- Coordinates: 33°43′38″N 82°59′29″W﻿ / ﻿33.72722°N 82.99139°W
- Country: USA
- State: Georgia
- County: Oglethorpe County
- Elevation: 646 ft (197 m)

= Philomath, Georgia =

Unincorporated community in Georgia, U.S.

Philomath is an unincorporated community located in the southeastern corner of Oglethorpe County, Georgia, United States at an elevation of 646 ft.

==History==
The area of Philomath was first called Woodstock in the 1790s and was briefly the county seat during that decade. It experienced a population decline after the move, but started to be settled again circa 1829. The nearest post office was a stage coach stop between Atlanta and Augusta about four miles away. The people of Woodstock wanted their own post office. When the approval for one came, the name had to be changed because there was another Woodstock in Georgia.

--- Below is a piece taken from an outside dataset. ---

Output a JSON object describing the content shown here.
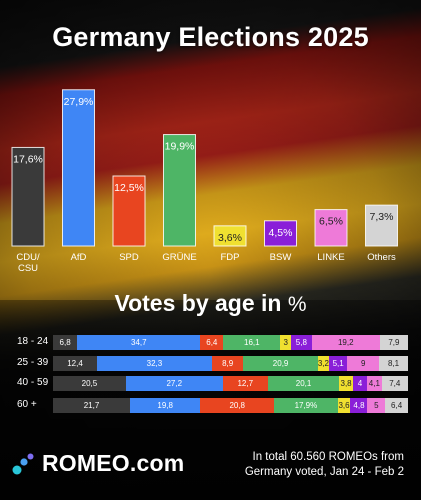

The city was home to an all-boys boarding school, Reid Academy, to which boys came from all over the South to attend. The school was known throughout the state as one of the finest educational institutions of its time. Robert Toombs and Alexander Stephens were frequent visitors to the city and often made speeches at the school. Stephens suggested that the city’s name should be changed to Philomath which means a place of learning, because the school was such an important aspect to the community. Much of the early history of Philomath was centered on the Academy. The school buildings were eventually torn down and replaced with a one-story building, which was used as a community school until recent years when the students began to be transported to larger schools. The building was then converted into a community center.

Philomath is mentioned in the 1985 R.E.M. song "Cant Get There from Here", with singer Michael Stipe singing the lines "If you're needing inspiration, Philomath is where I go by dawn” and “Philomath they know the low-down.” However, Stipe claims he's never been there. The liner notes for the band's Eponymous compilation album identify Philomath as "located between Lexington and Crawfordville and used to have its own post office."

Philomath is mentioned in John McPhee's essay "Travels in Georgia" which appeared in the collection "Pieces of the frame". At the time of that writing (1973), Philomath's zip code was 30659.

Philomath is also the home of The Big Eye Huntry Club and The Campbell Toe Ranch.

==Historical buildings==
- A large number of cotton plantations were laid out in and around Philomath, the oldest of which is called "The Globe".
- A Presbyterian church was erected circa 1840, which still stands.
- On one plantation, there is a clay pit (called the Great Buffalo Lick) which was used by the Cherokee and Creek peoples as a boundary to transfer land to the state of Georgia during James Wright's term as governor. There was more recently an attempt to register the above mentioned Buffalo Lick as a Georgia Natural Area. Many Native American trails run through this land. William Bartram, a biological scientist, traveled through this area in his study of the plant life of the region.

==The Parting of Soldiers==
Philomath was the location of the final breaking up of the Confederate government east of the Mississippi. President Davis and his cabinet separated in Washington, Georgia because they thought it was best for him to travel inconspicuously. His cabinet met at the home of Captain John J. Daniel. General Breckinridge and General Duke, who were bodyguards to President Davis in his flight from Richmond, were in command. It was decided that it was a "needless expenditure of blood to continue the struggle and the Stars and Bars of the late Confederacy were forever furled." The last counsel of war took place in the parlor of the Globe and the generals and other officers dined with Captain Daniel. The parting addresses were delivered from the porch after the soldiers received their small paychecks and departed for their homes.